El FCPF es una alianza global que apoya: la reducción de emisiones causadas por la deforestación y la degradación forestal; el manejo sostenible de los bosques; la conservación de los inventarios de carbono forestal y el incremento de dichos inventarios (REDD+). El FCPF ayuda a desarrollar sistemas y políticas nacionales conducentes a la REDD+, mediante pagos basados en el desempeño del país frente a la meta de reducción de emisiones. El FCPF entró en fase operativa en el 2008 y avanza en el contexto de la Convención Marco de las Naciones Unidas sobre el Cambio Climático.
Costa Rica es el único país en América Latina que no deforesta sino que aumenta la extensión de sus bosques, gracias a que desde hace algunos años decidió poner en marcha un programa de pago por servicios ambientales que compensa a los propietarios de tierras que conservan bosques en su propiedad en lugar de hacer agricultura o ganadería. Para adelantar este programa consiguió recursos del Fondo para el Medio Ambiente Global y del Banco Mundial; luego introdujo un impuesto a la gasolina para financiar la actividad. Mediante un programa sencillo, consistente en compensar por cinco años a quienes conservan bosque, el país invirtió la tendencia y dejó de deforestar. México también ha iniciado un programa nacional de pago por servicios ambientales y, siendo un país tan complejo e incluso más difícil de administrar que el nuestro, está logrando importantes resultados.
Costa Rica le ha dado una lección de eficiencia y sencillez a todo el mundo, pues con medidas simples ha logrado que el país disminuya las emisiones netas de carbono y señale la ruta para un desarrollo bajo en carbono. Ahora es el primer país que logra recursos del FCPF y esto se debe al pragmatismo y consistencia de sus políticas públicas referidas al medio ambiente.

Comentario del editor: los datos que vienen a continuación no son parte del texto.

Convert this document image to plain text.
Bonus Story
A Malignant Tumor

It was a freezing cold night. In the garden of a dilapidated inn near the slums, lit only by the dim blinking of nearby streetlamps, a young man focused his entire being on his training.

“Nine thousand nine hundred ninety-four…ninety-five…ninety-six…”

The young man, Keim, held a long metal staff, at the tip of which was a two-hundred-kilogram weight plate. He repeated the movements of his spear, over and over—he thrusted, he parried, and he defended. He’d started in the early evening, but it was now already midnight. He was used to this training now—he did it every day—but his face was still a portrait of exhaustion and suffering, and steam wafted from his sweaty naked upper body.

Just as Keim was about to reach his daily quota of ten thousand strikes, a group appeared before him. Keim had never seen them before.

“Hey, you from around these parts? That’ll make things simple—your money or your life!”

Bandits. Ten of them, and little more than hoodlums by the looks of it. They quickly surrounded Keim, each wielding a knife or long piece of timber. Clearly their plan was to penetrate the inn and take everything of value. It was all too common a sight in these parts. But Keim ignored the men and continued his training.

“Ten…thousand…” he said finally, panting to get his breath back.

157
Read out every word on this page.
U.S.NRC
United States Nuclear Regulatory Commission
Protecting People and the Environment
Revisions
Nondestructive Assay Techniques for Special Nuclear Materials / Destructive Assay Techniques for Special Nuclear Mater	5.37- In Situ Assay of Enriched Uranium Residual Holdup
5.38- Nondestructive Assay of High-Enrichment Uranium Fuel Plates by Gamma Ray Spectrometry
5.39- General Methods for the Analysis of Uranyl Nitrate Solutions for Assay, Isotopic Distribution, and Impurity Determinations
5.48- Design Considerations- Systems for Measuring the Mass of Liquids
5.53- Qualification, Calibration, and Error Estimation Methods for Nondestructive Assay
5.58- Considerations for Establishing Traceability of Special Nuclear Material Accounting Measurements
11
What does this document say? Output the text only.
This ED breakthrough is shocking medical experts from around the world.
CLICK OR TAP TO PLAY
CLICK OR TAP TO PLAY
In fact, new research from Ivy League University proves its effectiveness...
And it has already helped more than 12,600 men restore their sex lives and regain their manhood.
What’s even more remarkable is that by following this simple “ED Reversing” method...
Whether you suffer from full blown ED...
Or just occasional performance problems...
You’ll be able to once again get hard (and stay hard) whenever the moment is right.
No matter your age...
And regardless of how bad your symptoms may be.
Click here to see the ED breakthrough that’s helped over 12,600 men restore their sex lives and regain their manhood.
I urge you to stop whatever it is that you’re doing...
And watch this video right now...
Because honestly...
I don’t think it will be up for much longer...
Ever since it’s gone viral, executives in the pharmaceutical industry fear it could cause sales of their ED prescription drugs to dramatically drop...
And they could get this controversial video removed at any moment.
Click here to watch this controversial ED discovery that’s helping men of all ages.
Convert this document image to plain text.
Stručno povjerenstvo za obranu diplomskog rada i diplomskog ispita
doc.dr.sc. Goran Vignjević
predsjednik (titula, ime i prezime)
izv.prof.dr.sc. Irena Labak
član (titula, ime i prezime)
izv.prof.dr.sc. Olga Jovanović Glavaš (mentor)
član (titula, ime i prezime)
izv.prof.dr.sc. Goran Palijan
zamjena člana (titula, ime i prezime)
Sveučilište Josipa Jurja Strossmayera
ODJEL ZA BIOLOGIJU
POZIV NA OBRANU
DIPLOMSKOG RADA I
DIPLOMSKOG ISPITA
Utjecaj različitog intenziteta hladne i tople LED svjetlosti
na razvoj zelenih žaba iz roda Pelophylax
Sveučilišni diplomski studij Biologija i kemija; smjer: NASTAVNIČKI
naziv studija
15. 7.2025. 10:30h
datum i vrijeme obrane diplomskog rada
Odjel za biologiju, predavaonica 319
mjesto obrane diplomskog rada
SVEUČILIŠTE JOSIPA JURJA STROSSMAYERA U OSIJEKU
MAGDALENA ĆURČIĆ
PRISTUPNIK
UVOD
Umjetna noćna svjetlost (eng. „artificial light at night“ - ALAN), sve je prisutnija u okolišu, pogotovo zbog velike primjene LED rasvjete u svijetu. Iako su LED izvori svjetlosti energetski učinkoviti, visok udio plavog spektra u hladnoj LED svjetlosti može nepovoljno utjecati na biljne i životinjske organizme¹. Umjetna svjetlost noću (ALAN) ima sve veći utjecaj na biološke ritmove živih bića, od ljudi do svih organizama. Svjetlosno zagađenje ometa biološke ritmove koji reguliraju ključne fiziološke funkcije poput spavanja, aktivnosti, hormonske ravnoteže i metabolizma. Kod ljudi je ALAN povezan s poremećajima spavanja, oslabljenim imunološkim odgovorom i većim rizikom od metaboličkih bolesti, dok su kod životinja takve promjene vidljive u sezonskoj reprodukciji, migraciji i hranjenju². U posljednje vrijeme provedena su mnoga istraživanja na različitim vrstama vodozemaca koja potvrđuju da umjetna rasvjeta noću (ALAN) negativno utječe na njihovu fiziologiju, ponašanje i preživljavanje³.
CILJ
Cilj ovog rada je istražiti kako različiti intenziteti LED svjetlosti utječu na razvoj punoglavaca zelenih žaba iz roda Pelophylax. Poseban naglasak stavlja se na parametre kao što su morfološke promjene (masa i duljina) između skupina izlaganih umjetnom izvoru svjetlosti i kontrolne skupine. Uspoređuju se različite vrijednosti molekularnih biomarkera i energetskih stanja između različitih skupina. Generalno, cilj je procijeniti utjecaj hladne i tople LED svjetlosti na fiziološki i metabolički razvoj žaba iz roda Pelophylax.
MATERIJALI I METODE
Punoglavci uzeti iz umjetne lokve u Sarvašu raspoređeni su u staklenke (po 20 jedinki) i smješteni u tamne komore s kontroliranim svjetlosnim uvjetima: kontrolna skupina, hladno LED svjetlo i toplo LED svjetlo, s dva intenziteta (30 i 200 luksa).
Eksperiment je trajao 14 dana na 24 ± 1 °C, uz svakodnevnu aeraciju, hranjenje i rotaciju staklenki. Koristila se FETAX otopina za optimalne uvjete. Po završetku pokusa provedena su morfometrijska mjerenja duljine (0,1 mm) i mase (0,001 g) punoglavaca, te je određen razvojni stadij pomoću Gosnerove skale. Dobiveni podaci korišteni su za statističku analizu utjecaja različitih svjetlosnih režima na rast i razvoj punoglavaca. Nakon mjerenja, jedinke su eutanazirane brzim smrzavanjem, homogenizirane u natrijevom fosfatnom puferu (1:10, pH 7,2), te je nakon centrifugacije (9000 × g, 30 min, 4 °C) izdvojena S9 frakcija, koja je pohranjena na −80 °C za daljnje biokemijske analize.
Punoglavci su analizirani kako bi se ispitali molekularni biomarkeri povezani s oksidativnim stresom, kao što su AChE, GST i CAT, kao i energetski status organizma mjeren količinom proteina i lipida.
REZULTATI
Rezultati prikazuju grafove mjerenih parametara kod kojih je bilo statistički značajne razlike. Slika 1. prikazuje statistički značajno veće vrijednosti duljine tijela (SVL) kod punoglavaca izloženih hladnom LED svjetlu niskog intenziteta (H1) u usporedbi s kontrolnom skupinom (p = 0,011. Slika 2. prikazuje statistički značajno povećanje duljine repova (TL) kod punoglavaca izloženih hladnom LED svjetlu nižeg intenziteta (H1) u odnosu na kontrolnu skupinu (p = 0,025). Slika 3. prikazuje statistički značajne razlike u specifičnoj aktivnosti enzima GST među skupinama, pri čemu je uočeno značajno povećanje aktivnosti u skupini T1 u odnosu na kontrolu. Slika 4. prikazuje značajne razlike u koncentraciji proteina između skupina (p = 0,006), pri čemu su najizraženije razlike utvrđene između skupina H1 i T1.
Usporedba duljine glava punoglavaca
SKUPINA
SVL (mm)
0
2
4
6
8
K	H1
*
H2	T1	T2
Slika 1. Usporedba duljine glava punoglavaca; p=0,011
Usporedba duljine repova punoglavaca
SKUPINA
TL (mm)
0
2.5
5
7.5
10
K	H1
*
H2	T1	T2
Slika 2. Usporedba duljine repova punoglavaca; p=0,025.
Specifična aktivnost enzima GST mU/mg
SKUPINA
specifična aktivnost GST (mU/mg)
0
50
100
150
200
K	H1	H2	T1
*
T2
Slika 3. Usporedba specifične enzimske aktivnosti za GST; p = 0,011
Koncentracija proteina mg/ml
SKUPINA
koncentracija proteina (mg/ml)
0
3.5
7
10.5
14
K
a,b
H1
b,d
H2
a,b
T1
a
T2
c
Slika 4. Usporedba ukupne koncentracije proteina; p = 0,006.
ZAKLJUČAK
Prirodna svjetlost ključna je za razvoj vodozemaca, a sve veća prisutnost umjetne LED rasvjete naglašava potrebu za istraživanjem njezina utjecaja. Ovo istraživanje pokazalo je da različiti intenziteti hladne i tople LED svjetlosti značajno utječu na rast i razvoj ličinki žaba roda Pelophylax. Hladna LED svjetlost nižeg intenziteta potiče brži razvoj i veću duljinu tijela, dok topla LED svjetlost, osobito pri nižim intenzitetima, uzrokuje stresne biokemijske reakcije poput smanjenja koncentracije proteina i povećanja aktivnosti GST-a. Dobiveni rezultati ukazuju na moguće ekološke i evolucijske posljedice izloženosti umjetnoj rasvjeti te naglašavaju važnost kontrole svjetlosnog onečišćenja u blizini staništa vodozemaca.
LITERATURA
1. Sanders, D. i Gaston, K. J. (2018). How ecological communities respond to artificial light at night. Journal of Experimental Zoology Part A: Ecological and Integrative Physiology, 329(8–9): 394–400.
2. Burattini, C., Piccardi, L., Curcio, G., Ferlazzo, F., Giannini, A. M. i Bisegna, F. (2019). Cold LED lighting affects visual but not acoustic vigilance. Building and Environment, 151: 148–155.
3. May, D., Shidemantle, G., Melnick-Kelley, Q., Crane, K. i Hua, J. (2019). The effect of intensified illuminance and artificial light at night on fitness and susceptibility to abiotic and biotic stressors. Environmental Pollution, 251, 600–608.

Con un proyecto financiado por el Fondo para el Medio Ambiente Global y el Fondo para el Cambio Climático de Inglaterra —ejecutado bajo la supervisión del Banco Mundial—, Colombia está iniciando actividades que demuestran que el uso de sistemas silvo-pastoriles (ganadería con árboles) puede ser un arreglo productivo que aplica para recursos REDD+ y quizá podemos integrarlo en la estrategia nacional para obtener recursos del FCPF. Este proyecto, asociado al programa nacional de desarrollo bajo en carbono que lidera el DNP y la efectiva inversión de los recursos asignados a la recuperación de cuencas hidrográficas, debería marcar el rumbo para que Colombia antes que deforestar expanda la cobertura de bosques a nivel nacional. ¡Deforestar ya no paga! La tendencia global valora la conservación y recuperación del bosque nativo.